Should we go robotic for inguinal hernia repair?
- Carlos E Costa Almeida
- há 4 dias
- 3 min de leitura
Inguinal hernia repair is one of the most frequently performed procedures worldwide. Men have a higher risk of developing inguinal hernia than women (27-43% vs 3-6%). For the last years, laparoscopic inguinal hernia repair has gained wide acceptance among surgeons because of the associated faster recovery and less postoperative pain. I perform laparoscopic transabdominal preperitoneal (L-TAPP) repair as a standard, excluding some patients submitted to previous multiple laparotomies or radical prostatic treatments. I am using three ports, a Progrip self-fixating mesh from Medtronic, and a V-LOC suture for closing the peritoneum flap. Usually, I do not use tackers for extra fixation. Recovery is faster and easier after L-TAPP compared to the anterior open approach; this is a sustained truth.
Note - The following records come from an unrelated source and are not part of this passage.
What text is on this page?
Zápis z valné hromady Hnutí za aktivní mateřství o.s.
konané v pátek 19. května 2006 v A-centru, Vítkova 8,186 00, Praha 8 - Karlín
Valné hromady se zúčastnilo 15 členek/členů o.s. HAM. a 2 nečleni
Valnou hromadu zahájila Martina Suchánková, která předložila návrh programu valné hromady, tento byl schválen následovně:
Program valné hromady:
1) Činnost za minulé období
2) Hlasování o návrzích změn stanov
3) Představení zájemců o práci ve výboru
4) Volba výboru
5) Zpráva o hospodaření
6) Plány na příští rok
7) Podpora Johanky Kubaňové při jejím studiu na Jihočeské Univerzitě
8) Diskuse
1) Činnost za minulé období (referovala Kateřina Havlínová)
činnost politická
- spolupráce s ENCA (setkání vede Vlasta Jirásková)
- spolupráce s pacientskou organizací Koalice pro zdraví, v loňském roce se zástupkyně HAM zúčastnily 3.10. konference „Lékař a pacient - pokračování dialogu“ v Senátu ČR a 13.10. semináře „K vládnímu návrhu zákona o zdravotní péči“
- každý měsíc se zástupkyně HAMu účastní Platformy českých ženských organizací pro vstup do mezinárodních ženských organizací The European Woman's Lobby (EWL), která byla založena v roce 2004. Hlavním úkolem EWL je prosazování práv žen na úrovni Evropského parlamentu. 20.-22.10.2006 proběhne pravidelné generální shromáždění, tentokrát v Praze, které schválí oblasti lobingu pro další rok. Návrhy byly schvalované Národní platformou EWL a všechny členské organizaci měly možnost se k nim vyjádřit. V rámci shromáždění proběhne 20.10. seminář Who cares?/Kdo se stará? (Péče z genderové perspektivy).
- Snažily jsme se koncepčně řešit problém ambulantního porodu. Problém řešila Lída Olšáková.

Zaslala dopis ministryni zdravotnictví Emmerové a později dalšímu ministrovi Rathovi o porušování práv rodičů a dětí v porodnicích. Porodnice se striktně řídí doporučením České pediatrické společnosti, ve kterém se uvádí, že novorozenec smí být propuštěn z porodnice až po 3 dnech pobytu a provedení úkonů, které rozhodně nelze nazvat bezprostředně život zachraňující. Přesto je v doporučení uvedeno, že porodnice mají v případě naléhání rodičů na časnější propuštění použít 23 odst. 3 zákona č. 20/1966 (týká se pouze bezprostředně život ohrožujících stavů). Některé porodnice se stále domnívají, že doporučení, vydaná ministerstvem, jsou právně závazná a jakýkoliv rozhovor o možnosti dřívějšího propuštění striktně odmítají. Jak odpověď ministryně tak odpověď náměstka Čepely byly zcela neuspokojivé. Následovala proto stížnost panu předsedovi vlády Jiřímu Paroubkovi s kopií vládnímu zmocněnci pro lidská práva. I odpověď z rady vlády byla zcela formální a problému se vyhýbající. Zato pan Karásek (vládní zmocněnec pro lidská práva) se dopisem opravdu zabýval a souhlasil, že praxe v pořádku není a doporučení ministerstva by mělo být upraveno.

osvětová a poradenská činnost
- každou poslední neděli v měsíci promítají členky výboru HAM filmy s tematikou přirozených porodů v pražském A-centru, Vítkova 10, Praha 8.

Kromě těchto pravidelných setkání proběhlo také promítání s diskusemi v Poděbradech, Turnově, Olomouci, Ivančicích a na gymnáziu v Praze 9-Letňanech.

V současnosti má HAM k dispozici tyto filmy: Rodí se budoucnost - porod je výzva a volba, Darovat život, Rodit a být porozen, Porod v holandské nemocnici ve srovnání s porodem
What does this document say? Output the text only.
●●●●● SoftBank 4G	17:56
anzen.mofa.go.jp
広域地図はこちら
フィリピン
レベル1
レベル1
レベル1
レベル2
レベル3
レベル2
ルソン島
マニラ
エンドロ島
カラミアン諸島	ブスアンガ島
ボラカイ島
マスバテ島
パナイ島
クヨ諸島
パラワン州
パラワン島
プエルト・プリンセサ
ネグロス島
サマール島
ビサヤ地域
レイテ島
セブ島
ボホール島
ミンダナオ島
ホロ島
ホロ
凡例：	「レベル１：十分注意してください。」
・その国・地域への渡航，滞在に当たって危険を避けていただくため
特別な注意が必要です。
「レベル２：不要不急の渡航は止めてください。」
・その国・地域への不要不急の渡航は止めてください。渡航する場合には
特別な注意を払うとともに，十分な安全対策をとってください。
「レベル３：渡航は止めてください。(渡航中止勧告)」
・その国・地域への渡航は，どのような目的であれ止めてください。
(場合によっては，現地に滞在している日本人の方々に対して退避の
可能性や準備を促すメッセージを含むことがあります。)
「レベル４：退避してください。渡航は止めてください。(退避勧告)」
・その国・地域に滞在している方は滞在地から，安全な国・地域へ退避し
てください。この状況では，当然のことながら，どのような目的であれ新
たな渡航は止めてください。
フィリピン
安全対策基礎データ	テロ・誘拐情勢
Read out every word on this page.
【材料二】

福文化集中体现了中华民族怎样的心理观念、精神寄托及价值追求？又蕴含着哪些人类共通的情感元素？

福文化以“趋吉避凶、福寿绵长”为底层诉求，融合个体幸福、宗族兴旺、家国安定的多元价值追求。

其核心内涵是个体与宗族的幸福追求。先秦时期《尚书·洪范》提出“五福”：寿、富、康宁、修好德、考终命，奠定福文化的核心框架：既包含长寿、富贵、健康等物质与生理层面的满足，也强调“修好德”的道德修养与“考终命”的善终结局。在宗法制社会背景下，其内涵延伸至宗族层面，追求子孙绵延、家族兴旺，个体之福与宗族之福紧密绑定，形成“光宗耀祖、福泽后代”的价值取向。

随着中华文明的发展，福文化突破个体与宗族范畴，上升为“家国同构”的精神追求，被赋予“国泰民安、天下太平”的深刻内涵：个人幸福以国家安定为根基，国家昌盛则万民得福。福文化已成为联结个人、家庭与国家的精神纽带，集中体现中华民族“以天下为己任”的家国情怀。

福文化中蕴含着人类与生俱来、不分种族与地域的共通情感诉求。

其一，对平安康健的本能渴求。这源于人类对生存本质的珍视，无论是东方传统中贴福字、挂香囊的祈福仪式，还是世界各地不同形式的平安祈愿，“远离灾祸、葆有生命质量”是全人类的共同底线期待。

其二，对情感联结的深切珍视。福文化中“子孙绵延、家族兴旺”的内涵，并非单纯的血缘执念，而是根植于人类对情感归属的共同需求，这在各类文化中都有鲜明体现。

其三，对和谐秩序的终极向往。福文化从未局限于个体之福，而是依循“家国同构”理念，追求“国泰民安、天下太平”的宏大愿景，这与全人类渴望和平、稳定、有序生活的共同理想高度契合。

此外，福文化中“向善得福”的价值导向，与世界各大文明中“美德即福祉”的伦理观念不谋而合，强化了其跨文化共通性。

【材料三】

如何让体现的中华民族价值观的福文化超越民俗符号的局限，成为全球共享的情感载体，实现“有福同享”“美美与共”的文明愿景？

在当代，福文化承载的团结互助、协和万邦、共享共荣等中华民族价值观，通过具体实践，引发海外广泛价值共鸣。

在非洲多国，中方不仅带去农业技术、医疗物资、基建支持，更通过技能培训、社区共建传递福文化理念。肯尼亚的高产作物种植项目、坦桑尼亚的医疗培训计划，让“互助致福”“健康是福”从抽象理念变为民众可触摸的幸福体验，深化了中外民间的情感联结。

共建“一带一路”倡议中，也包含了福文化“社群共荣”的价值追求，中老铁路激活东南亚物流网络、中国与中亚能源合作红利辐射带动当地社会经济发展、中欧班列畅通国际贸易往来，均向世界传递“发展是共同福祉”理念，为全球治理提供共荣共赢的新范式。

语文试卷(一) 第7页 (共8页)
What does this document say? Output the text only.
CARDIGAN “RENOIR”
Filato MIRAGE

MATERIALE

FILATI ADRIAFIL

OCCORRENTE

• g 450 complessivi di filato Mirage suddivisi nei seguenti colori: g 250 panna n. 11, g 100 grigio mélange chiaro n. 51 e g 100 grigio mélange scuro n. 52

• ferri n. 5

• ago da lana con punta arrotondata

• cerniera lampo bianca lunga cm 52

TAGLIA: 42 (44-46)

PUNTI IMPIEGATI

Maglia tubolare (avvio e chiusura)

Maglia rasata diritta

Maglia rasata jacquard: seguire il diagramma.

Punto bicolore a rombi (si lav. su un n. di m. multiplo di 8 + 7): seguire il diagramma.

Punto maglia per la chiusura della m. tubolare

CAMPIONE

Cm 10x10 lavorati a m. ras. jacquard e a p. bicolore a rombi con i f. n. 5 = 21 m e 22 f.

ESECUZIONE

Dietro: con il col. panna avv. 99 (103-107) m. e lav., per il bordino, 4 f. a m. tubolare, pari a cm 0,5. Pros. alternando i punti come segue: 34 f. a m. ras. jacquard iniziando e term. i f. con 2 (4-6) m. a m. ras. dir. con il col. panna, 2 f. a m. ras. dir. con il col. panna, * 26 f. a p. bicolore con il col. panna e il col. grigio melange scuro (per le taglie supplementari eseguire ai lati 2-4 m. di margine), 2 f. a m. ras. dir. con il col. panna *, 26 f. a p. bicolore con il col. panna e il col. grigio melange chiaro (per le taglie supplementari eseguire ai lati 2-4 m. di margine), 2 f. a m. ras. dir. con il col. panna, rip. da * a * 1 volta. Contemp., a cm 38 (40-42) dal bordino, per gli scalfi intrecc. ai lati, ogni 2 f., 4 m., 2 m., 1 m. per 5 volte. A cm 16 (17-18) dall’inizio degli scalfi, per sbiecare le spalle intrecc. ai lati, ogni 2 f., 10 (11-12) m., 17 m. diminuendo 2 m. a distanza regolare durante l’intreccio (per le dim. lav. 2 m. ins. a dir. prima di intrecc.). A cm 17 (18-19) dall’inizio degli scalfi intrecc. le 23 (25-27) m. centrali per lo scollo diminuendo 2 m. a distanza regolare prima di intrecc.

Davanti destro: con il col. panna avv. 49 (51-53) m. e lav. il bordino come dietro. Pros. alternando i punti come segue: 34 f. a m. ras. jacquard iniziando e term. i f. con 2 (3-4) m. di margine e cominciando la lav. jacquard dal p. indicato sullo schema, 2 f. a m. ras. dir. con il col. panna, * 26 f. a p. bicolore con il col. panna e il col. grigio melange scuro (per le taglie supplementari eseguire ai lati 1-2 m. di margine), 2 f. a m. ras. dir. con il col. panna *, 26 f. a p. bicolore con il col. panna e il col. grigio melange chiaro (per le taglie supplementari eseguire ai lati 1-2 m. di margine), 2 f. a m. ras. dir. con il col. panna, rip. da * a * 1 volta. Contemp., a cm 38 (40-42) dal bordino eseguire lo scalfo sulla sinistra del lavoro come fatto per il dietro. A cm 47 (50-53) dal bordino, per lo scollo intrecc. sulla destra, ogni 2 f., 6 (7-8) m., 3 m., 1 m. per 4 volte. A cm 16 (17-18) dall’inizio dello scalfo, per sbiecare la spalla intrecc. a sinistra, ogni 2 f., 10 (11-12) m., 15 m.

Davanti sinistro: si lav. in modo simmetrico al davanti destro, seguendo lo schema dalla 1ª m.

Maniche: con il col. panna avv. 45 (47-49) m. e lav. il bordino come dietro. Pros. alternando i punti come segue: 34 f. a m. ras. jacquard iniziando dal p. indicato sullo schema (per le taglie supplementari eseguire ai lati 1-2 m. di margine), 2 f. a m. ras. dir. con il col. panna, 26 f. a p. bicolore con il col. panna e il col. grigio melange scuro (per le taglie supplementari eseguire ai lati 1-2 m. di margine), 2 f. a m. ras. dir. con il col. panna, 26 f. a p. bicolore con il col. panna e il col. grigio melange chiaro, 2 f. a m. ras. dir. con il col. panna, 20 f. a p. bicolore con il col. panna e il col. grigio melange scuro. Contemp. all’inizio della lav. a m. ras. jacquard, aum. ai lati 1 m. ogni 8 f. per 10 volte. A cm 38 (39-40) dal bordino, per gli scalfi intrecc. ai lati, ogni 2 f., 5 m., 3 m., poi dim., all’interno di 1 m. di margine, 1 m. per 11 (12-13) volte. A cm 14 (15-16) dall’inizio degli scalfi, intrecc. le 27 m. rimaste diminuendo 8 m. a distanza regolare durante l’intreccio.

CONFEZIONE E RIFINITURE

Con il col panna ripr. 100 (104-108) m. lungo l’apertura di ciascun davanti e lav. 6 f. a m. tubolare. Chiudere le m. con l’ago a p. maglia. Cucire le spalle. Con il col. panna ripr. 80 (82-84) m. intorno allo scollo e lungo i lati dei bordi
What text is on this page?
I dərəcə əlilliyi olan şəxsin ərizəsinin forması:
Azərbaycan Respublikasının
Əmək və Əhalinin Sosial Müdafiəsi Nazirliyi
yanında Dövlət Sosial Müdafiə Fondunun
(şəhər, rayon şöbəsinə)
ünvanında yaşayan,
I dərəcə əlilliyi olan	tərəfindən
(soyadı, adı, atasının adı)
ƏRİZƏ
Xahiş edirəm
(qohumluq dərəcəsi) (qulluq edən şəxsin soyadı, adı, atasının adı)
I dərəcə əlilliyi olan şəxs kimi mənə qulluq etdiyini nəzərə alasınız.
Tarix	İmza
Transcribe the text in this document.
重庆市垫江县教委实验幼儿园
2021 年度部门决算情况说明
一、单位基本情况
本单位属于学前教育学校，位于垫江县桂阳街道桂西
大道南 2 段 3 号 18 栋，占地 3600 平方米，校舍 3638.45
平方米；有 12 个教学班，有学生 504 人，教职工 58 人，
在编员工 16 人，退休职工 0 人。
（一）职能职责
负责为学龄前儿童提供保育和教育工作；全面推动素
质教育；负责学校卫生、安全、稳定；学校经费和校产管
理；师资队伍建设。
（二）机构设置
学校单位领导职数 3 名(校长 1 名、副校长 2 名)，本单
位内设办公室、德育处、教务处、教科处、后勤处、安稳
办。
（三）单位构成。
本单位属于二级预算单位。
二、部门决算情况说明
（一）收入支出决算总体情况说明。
In the present day, robotic-assisted inguinal hernia repair is gaining supporters. The potential advantages of robotic inguinal hernia repair over the laparoscopic repair will be less evident than the laparoscopic approach over the open approach, I think. Robotic-assisted repair is also a laparoscopic approach; the difference is using a robot as an interface. Is robotic-assisted transabdominal preperitoneal (R-TAPP) better than L-TAPP? Will the patients benefit from using the robot? Should we invest in robots for hernia surgery?

First, L-TAPP is associated with some bad body standings by surgeons, causing pain and discomfort during surgery. During R-TAPP, surgeons operate in a comfortable position during the entire surgery. This comfort position will lower the anxiety and stress for the surgeon, allowing a higher concentration level during the entire procedure. So, if it is good for the surgeon, it is beneficial for the patient.
Secondly, according to the ROLAIS study (single-center randomized clinical trial) published in March 2025 in the BJS by Dr. Alexandros Valorenzos et al. from Denmark, R-TAPP (with the DaVinvi Xi® System) is associated “with reduced surgical stress, complications, operating time, and hospitalization compared with L-TAPP”. The authors used the Progrip self-fixating mesh and V-LOC suture for all patients. Although these data are coming from a single center, they are very important. The authors analyzed and compared 74 patients submitted to R-TAPP with a group of 65 patients submitted to L-TAPP. Patients were randomized to each group between October 2022 and April 2024. Both groups were identical according to BMI, gender, smoking status, previous open abdominal surgery, and previous laparoscopic abdominal surgery. The authors concluded for less surgical stress because both CPR (p=0.0001) and IL-6 (p<0.0001) levels were lower in the R-TAPP group. Operating time was statistically lower for robotic-assisted inguinal hernia repair (p<0.0001). The same was noted for complications (p=0.029) and postoperative hematomas (p=0.043). However, although there was no statistical significance, there was one bowel perforation and one hernia recurrence in the R-TAPP group and none in the L-TAPP group. On the contrary, L-TAPP was associated with one port hernia, while there was none in the R-TAPP (no statistical significance). So, it is easy to understand that R-TAPP had a higher same-day discharge rate than L-TAPP, 95.9% vs. 81.5% (p=0.012).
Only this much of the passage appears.